With a set of shared component set of modelling tools a structure created in OpenPlant will immediately be able to be opened in Pro/Steel without transformation, he said. We should hear more about this interesting technology next year.
In other structural news the SELECTseries 6 releases of ProConcrete and ProSteel V8i will now run standalone on the Power Platform and do not need AutoCAD or MicroStation.
ProConcrete has a new capability called Template driven Solids, where users can create 3D linear objects from 2D templates. According to Mr Roberts, this can give a more accurate quantity take off for concrete as the volume excludes rebar.
There are also new parametric modelling tools for foundations and spiral columns and B-spline structural shapes — complex concrete structural shapes to match the geometries of today’s building, says Mr Roberts.
ProSteel also has some new intelligent parametric modelling tools for stairs, handrails and anchors. According to Mr Roberts detail goes right down to plate connections, stiffners and the threading of holes, so the model can go straight into fabrication.
There was a big focus on rail and transit at the event, a key takeaway being that there were huge benefits from combining point-cloud and CAD data. Also, by using mobile applications to access ProjectWise, companies could save a large amount of money in reduced site visits.
Bentley’s acquisition of UK point cloud software developer Pointools was an investment in the core MicroStation technology, which the company sees as being a key future format in infrastructure projects.
With HS2 being mentioned throughout the event, an excellent rail example was shown, which combined a CAD model of an animated train travelling down a section of rail. This was combined with a point cloud captured model of the trees, bridges and environment. As the train sped along the track the system clash detected the CAD geometry against the point cloud foliage and bridge to check for problem areas.
Bentley Systems is a very technically proficient company that doesn’t rush into the ‘new’ thing until its portfolio of products can benefit. Its commitment to using MicroStation as a platform and building extensive vertical capabilities upon it provides a great sense of commonality between its solutions. However, with the software development market moving to the cloud as the platform of choice, this could have meant a huge amount of re-architecting of all its solutions, which many of its competitors have had to do.
Bentley is a devoted single platform Microsoft-based company so it’s perhaps no surprise that it has opted to use the Microsoft Azure cloud platform. With this addition to its desktop-based Windows applications, the new capabilities of license rental and cloud delivery will mean Bentley solutions will finally be available on the Mac, or any other operating system.

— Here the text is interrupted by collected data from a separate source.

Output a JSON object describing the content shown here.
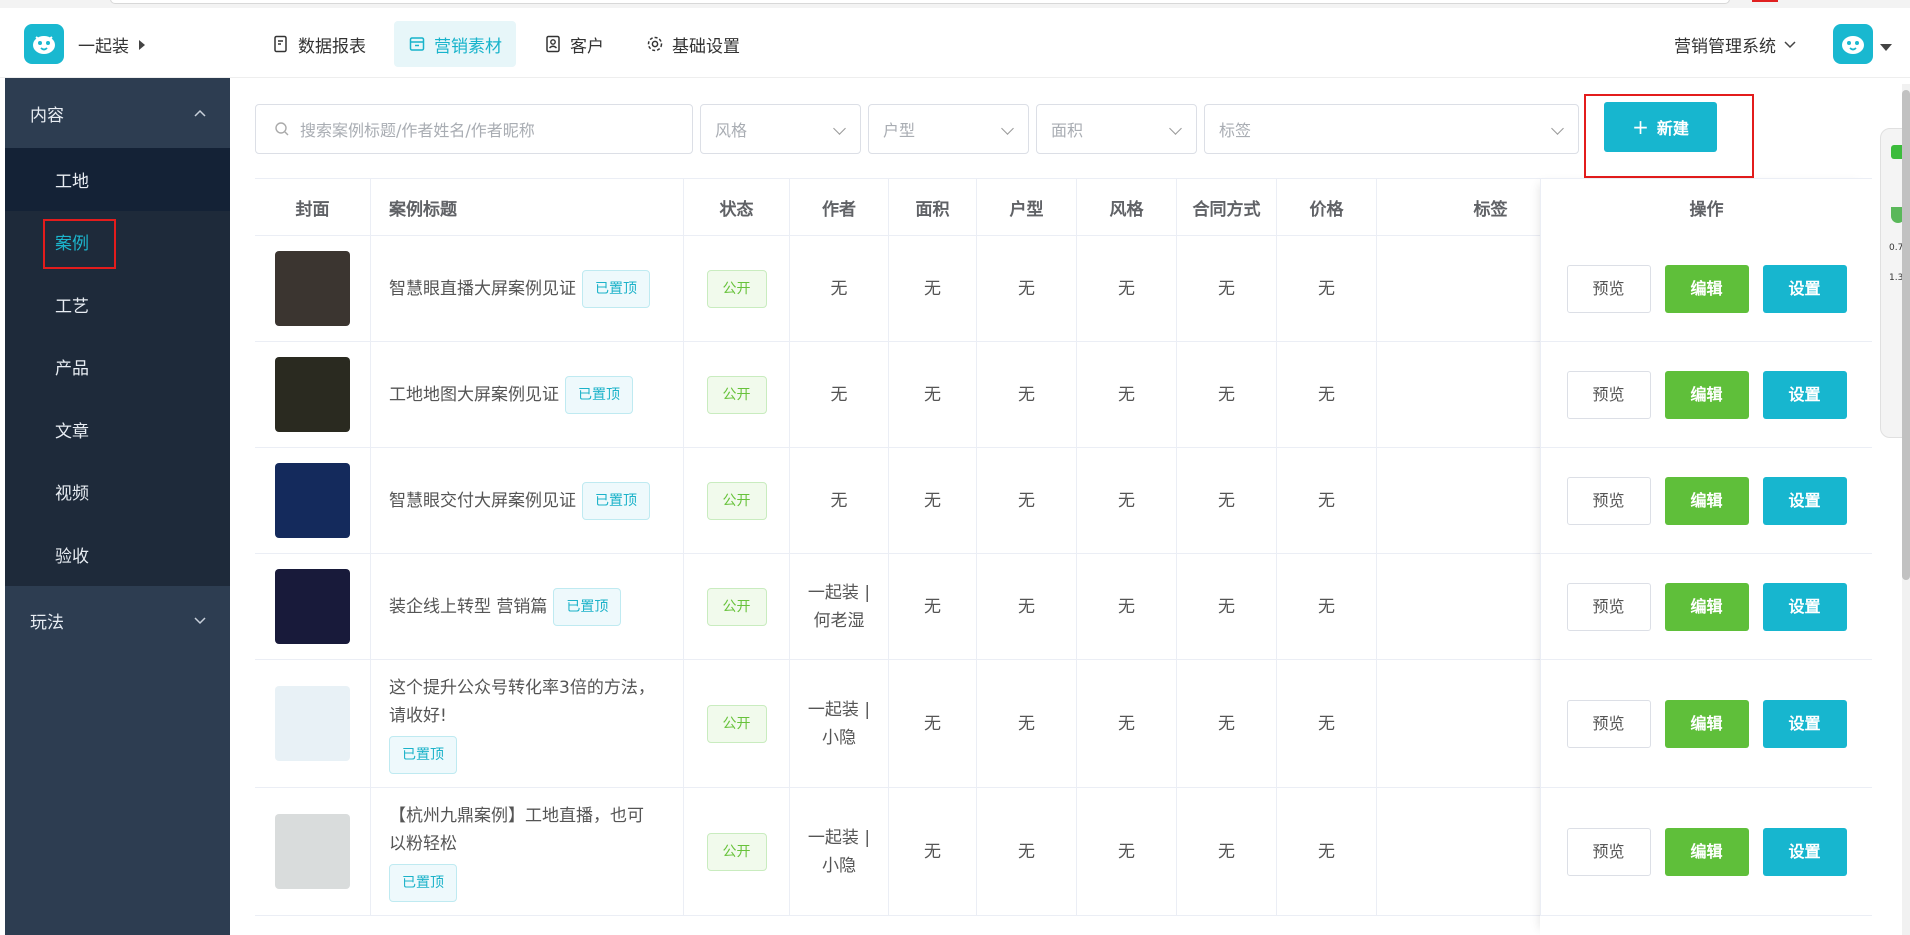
{
  "app": {
    "brand_name": "一起装",
    "system_menu": "营销管理系统"
  },
  "topnav": [
    {
      "label": "数据报表",
      "icon": "report-icon",
      "active": false
    },
    {
      "label": "营销素材",
      "icon": "material-icon",
      "active": true
    },
    {
      "label": "客户",
      "icon": "customer-icon",
      "active": false
    },
    {
      "label": "基础设置",
      "icon": "gear-icon",
      "active": false
    }
  ],
  "sidebar": {
    "group_content": "内容",
    "items": [
      "工地",
      "案例",
      "工艺",
      "产品",
      "文章",
      "视频",
      "验收"
    ],
    "active_item": "案例",
    "group_play": "玩法"
  },
  "filters": {
    "search_placeholder": "搜索案例标题/作者姓名/作者昵称",
    "style": "风格",
    "layout": "户型",
    "area": "面积",
    "tags": "标签",
    "new_button": "新建"
  },
  "table": {
    "headers": [
      "封面",
      "案例标题",
      "状态",
      "作者",
      "面积",
      "户型",
      "风格",
      "合同方式",
      "价格",
      "标签",
      "操作"
    ],
    "actions": {
      "preview": "预览",
      "edit": "编辑",
      "setting": "设置"
    },
    "rows": [
      {
        "title": "智慧眼直播大屏案例见证",
        "badge": "已置顶",
        "status": "公开",
        "author": "无",
        "area": "无",
        "layout": "无",
        "style": "无",
        "contract": "无",
        "price": "无",
        "tags": "",
        "cover_color": "#3b3530"
      },
      {
        "title": "工地地图大屏案例见证",
        "badge": "已置顶",
        "status": "公开",
        "author": "无",
        "area": "无",
        "layout": "无",
        "style": "无",
        "contract": "无",
        "price": "无",
        "tags": "",
        "cover_color": "#2a2a20"
      },
      {
        "title": "智慧眼交付大屏案例见证",
        "badge": "已置顶",
        "status": "公开",
        "author": "无",
        "area": "无",
        "layout": "无",
        "style": "无",
        "contract": "无",
        "price": "无",
        "tags": "",
        "cover_color": "#142a5c"
      },
      {
        "title": "装企线上转型 营销篇",
        "badge": "已置顶",
        "status": "公开",
        "author": "一起装 | 何老湿",
        "area": "无",
        "layout": "无",
        "style": "无",
        "contract": "无",
        "price": "无",
        "tags": "",
        "cover_color": "#181a3a"
      },
      {
        "title": "这个提升公众号转化率3倍的方法，请收好!",
        "badge": "已置顶",
        "status": "公开",
        "author": "一起装 | 小隐",
        "area": "无",
        "layout": "无",
        "style": "无",
        "contract": "无",
        "price": "无",
        "tags": "",
        "cover_color": "#e8f1f6"
      },
      {
        "title": "【杭州九鼎案例】工地直播，也可以粉轻松",
        "badge": "已置顶",
        "status": "公开",
        "author": "一起装 | 小隐",
        "area": "无",
        "layout": "无",
        "style": "无",
        "contract": "无",
        "price": "无",
        "tags": "",
        "cover_color": "#d9dcdc"
      }
    ]
  },
  "side_widget": {
    "speed_up": "0.7",
    "speed_down": "1.3"
  },
  "colors": {
    "accent": "#17b6cf",
    "sidebar_bg": "#2d3d51",
    "edit_green": "#5fbf3a",
    "highlight_red": "#e31c1c"
  }
}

If Bentley gets the rental price right and continues to grow the number of its applications that can be accessed in this way, especially with ProjectWise, there is a potential for the company to finally appeal to those outside of its ‘corporate’, ‘big project’ traditional client-base. Small architectural practices could also bid and take part in DGN-based workflows without the overhead of buying perpetual licenses with SELECT.
Within the next year the CAD market will have radically changed the options open to customers to pay for and access design tools. The old model of highly priced perpetual licenses is set to fade, with individual term-rental or subscription pricing becoming the preferred payment options by vendors.
With more capability being available immediately on-line the market is certainly turning on its head. While this could be seen as users being even more in the vendors’ pockets, the advantage of being able to drop seats or quickly swap design technology providers should keep the software developers as keen as ever to provide value for money.